Hacker News new | past | comments | ask | show | jobs | submit login

> Nowadays renowned industry luminaries include shader snippets in their GDC presentations where trivial transforms would have resulted in a faster shader... When the best of the best aren't doing it right, then we have a problem as an industry.

This is an amazing presentation, and there are many valuable points on how to optimize, but I don't love this "motivation", the presentation would be better without it, IMO. "Here's how to make the fastest shaders when you need them" would feel better to me than "you should always optimize, even if that's not your immediate goal".

The best are "doing it right", but a presentation isn't always the place to do it right. A GDC presenter should be making concepts easier to understand, and optimizing makes things harder to understand. Optimizations are often hardware and compiler and platform and language specific.

On top of that, the most important thing to do when optimizing a shader is to profile the thing. Memorizing every possible instruction and trying to out-think the compiler and hardware will lead to surprises, guaranteed. I just hit a case two days ago where I optimized an expression from 24 flops to 13, and the shader slowed down by 15%. The reason was data dependencies that I couldn't see, even in the assembly.

>The reason was data dependencies that I couldn't see, even in the assembly.

I don't understand why that would matter. Aren't GPUs in-order? I don't know the low-level architecture of GPUs at all.

An easy explanation is that you can think of GPUs as being massively hyperthreaded. So, when one thread hits a data stall, another thread picks up to use the ALU resources until it hits a stall, and so on through many, many threads before it cycles back to the original. But, data stalls are very long. And, if you don't have enough ALU for the other threads to work on before they stall too, you'll end up back on the first thread waiting for data anyway.

If you want to understand low-level GPU architecture, https://fgiesen.wordpress.com/2011/07/09/a-trip-through-the-... is a great intro.

They are parallel, a data dependency cannot be pipelined as easily.

So no, they are not in-order.

Radeons do not have speculative execution but that doors not make them in-order.

Radeons compute units are in-order though, in the usual sense of the word, and I'd love to hear it if there really was an out-of-order GPU. It'd be rather surprising.

One thing that they do have to deal with data dependencies is that load (and texture fetch etc.) instructions don't block.
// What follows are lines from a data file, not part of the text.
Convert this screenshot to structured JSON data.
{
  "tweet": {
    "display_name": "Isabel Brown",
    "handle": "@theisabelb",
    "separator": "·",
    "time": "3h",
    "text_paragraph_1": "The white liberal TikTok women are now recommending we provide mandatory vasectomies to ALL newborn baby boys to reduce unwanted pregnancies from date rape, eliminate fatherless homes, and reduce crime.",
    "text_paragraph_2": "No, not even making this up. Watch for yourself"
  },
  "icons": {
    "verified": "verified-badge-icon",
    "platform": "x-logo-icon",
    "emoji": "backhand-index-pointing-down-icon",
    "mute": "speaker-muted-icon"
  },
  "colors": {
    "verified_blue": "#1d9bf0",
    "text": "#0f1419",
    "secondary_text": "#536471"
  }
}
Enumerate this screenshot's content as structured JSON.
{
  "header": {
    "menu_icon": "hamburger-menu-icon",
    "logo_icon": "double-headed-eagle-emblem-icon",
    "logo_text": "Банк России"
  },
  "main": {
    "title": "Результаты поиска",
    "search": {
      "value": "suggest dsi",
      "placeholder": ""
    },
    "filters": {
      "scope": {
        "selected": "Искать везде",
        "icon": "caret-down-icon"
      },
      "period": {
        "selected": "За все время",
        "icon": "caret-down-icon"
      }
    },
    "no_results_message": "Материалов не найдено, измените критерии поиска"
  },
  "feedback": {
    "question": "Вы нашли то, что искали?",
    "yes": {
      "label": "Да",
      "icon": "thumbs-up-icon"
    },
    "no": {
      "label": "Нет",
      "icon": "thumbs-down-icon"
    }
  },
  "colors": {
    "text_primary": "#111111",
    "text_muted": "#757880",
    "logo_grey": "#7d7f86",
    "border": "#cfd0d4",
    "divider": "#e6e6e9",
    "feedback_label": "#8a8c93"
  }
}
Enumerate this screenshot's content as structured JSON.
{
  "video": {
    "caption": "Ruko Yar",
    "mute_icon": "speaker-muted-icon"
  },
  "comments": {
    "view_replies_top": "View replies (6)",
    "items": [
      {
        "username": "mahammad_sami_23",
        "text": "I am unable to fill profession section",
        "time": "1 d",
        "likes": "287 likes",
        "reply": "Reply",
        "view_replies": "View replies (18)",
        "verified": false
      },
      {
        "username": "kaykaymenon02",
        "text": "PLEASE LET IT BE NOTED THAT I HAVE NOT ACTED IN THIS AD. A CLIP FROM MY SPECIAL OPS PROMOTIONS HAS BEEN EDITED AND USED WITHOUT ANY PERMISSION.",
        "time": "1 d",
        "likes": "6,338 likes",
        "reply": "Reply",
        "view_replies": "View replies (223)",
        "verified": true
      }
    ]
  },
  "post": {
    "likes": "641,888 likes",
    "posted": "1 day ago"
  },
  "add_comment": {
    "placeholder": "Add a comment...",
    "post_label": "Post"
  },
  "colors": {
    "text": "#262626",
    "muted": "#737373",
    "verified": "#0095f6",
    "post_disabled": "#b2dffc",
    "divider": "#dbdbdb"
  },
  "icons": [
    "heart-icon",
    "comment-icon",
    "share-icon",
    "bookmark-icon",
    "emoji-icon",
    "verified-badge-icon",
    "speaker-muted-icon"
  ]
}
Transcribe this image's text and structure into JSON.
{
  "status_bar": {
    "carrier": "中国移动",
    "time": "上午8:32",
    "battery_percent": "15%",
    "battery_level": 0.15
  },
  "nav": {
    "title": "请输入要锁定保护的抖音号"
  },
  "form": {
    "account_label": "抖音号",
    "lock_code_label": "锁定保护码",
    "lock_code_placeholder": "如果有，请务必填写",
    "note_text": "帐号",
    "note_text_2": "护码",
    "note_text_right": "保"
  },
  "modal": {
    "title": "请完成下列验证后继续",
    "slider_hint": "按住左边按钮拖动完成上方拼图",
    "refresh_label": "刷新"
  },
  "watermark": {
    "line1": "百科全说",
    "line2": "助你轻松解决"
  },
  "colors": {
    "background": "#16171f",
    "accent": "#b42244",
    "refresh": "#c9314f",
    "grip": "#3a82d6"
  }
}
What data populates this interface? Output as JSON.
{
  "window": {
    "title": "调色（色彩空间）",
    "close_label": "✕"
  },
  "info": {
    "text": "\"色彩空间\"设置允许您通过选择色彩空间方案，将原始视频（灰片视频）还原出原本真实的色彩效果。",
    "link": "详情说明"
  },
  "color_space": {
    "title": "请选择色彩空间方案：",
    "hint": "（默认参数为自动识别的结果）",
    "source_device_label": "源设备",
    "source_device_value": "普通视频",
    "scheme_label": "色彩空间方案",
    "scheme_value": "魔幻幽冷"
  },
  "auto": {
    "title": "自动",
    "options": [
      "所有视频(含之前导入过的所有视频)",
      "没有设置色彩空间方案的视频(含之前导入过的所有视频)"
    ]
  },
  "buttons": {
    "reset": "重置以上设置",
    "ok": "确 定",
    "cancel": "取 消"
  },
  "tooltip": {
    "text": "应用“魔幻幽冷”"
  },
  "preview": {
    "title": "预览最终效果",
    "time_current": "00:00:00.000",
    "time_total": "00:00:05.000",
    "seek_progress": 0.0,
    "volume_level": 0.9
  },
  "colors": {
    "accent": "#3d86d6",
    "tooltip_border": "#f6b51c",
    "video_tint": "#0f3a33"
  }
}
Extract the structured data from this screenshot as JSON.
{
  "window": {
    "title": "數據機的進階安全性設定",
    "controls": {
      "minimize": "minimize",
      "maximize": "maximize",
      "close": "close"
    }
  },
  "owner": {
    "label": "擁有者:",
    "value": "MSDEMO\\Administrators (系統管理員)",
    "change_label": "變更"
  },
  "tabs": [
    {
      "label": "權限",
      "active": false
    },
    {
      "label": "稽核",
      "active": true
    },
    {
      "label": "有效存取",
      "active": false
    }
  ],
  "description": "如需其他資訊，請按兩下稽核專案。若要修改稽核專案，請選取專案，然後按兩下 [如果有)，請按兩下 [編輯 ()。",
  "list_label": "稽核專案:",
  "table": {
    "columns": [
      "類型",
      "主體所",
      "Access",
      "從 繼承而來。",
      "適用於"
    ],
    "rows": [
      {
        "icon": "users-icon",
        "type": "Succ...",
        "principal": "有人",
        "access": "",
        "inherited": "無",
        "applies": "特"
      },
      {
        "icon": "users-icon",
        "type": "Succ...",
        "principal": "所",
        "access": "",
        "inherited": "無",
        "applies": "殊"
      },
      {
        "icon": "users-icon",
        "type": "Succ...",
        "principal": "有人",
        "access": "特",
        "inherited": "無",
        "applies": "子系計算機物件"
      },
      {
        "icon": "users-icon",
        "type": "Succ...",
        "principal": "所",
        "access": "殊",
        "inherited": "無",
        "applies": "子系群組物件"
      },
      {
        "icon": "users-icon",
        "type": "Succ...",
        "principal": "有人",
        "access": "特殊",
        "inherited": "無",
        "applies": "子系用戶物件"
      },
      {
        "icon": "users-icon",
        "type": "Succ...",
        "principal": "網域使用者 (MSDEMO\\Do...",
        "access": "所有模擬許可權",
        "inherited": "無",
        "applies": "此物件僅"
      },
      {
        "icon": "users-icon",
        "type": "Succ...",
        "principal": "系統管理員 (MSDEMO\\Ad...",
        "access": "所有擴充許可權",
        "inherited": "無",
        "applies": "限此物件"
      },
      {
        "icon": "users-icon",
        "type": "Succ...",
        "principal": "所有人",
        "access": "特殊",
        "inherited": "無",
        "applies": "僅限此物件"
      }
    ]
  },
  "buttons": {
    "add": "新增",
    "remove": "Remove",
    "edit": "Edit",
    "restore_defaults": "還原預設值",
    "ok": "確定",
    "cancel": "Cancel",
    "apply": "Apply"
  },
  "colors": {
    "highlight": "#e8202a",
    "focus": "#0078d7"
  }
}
Instead, there's a separate instruction for waiting on the result of a previous load.

My understanding:

GPUs are (generally) in-order within each thread, but they are pipelined. The pipeline is filled with instructions that are ready to execute from across many threads. If all threads have an unmet dependency (previous instruction or memory access), the pipeline will stall.

GPU compilers prefer to inline everything, and they try to reuse partial results if they can, so it’s easy to get out of order dependencies in places you might not expect.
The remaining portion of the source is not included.